If there’s been one constant in the last few years, it’s my general opposition to what the feds have tried to do when it comes to the airline industry. Now, they’re at it once again by suing to block United from leasing 12 slot pairs from Delta at Newark. I can’t say I like the way the Department of Justice (DOJ) is presenting its case, but for once, I don’t disagree with the idea.
Some of the notable government challenges in the past have come during mergers. Sure, DOJ rolled over and approved the United/Continental merger, requiring only the disposition of 18 slot pairs to Southwest. But the department, under new direction from Bill Baer, Assistant Attorney General for Antitrust, took a hard line against American and US Airways by trying to block that merger outright. Yes, that would undoubtedly reduce competition on some specific routes, but on the whole it made American a viable competitor to Delta and United in a way it wasn’t before. Much of DOJ’s concern (including the disappearance of US Airways Advantage fares) has been proven wrong. Then there’s the more recent collusion investigation, which is just silly.
This is Different
But those are primarily about mergers and the aftermath; what we’re talking about here is different. Back in June, United announced it would be pulling out of JFK and consolidating its flights to LA and San Francisco in Newark. As part of the deal, there were two separate transactions that effectively amounted to a slot swap. Delta agreed to lease United’s 12 slot pairs at JFK for $14 million. At the same time, United agreed to lease 12 of Delta’s Newark slot pairs (one of which was only during the summer) for $14 million. These leases were long term and auto-renewing so in effect, it was a slot swap that was done within the rules.
Delta’s lease at JFK was approved quickly, likely because while Delta does have a large position there, it doesn’t dominate. Meanwhile, the clock kept ticking on United’s lease at Newark. It took an absurdly long 5 months for DOJ to basically dust off an old press release and announce it was suing to block the deal in Newark. You can read the entire complaint here.
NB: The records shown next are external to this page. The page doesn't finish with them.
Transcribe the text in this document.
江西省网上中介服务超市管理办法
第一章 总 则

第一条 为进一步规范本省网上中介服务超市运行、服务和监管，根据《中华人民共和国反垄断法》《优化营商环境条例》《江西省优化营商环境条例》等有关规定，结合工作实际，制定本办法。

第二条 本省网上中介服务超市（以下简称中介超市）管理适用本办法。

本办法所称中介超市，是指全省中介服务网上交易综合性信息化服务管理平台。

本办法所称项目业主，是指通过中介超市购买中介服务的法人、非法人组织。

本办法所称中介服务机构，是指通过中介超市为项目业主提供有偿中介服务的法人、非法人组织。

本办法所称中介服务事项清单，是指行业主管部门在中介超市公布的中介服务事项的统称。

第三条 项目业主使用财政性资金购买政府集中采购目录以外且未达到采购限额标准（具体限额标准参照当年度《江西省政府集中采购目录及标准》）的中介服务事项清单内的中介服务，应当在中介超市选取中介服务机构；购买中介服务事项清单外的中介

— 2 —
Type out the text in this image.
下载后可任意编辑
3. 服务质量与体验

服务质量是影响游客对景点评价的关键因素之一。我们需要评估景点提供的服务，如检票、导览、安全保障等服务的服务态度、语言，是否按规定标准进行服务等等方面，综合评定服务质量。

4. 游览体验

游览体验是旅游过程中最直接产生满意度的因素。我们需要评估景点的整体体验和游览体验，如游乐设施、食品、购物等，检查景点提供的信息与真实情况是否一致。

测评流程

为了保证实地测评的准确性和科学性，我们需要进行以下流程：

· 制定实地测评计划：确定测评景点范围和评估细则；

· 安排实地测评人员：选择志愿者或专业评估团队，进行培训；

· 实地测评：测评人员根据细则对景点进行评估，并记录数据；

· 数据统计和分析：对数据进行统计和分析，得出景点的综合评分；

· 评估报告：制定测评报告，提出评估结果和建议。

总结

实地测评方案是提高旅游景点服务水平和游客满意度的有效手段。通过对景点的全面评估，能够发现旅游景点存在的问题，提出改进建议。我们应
You’re probably expecting me to get angry and refute everything DOJ has to say. That’s not going to happen. I do think DOJ is making some really stupid arguments that can be easily dismissed. But overall, there is some merit to the overall idea here… that United already has a dominant position at the effectively full airport and other airlines should be able to get access.
Building the Case
The basic rationale for trying to block this is that United has a dominant position at the airport and it already squats on some slots that it doesn’t use. DOJ likes to pick and choose the numbers that make its case look best. In this case, that number is the percentage of slots being held. United currently holds 73 percent of slots and that would go up to 75 percent if the deal goes through.
In reality, United serves a much lower percentage of total passengers at the airport. That’s because it has a lot of regional jets flying around to small cities whereas other airlines are flying big jets to their hubs or overseas. So if you’re talking about passenger numbers, then United has a lower percentage. But yes, it still serves well over half of the airport’s passengers, and it is no doubt dominant there.
What about the second part of that argument? DOJ acts like it has a smoking gun in saying that United “‘grounds’ as many as 82 slots at Newark” every day. That’s just silly. The key there is “as many as.” DOJ isn’t looking at an average number here but is instead cherry-picking the day with the most unused slots, I presume. Every airline operates this way. Schedules vary with demand by day-of-week and by season as well. A Saturday in September is going to have a lot fewer flights than a Monday will. That’s why slots have rules on how often they have to be used. And United follows those rules. (You’ll find this in every airline’s schedule, even that of DOJ golden-child Southwest.)
The Big Question
To me, this just distracts from the main argument. First, what is the consumer benefit here? Unlike when US Airways and Delta swapped slots in New York and Washington, this isn’t a major change in operations. Delta was building a hub at LaGuardia and US Airways was able to add service to a bunch of new cities in Washington. That was a very big change with real positive benefits. In this case, United would simply be able to add 12 flights each day. My guess is that means more frequencies in a handful of markets and not much more; it doesn’t materially improve United’s ability to operate a killer hub in Newark.
On the other hand, there are other carriers that would be interested in getting more access to Newark that they can’t get today. Even 12 departures would materially alter their ability to provide service. The consumer impact would likely be greater than letting United have just a handful more. Of course, this is just rational discussion. None of that matters. What matters is the law, and whether this violates anti-trust rules.
An open market solution is probably not going to change anything here (the slots are worth more to United than anyone else), so that’s why the feds are stepping in to challenge the deal. While I can’t understand why it took DOJ this long to act, I can see the merits of taking this to court. Let the legal system decide what’s right here. Or maybe United will offer to divest a couple of slots to make this go away.
I may not like the way DOJ is building its case, but in principle I don’t object. I’m going to be curious to see if the deal is abandoned, if a settlement comes out of this, or if it goes to court.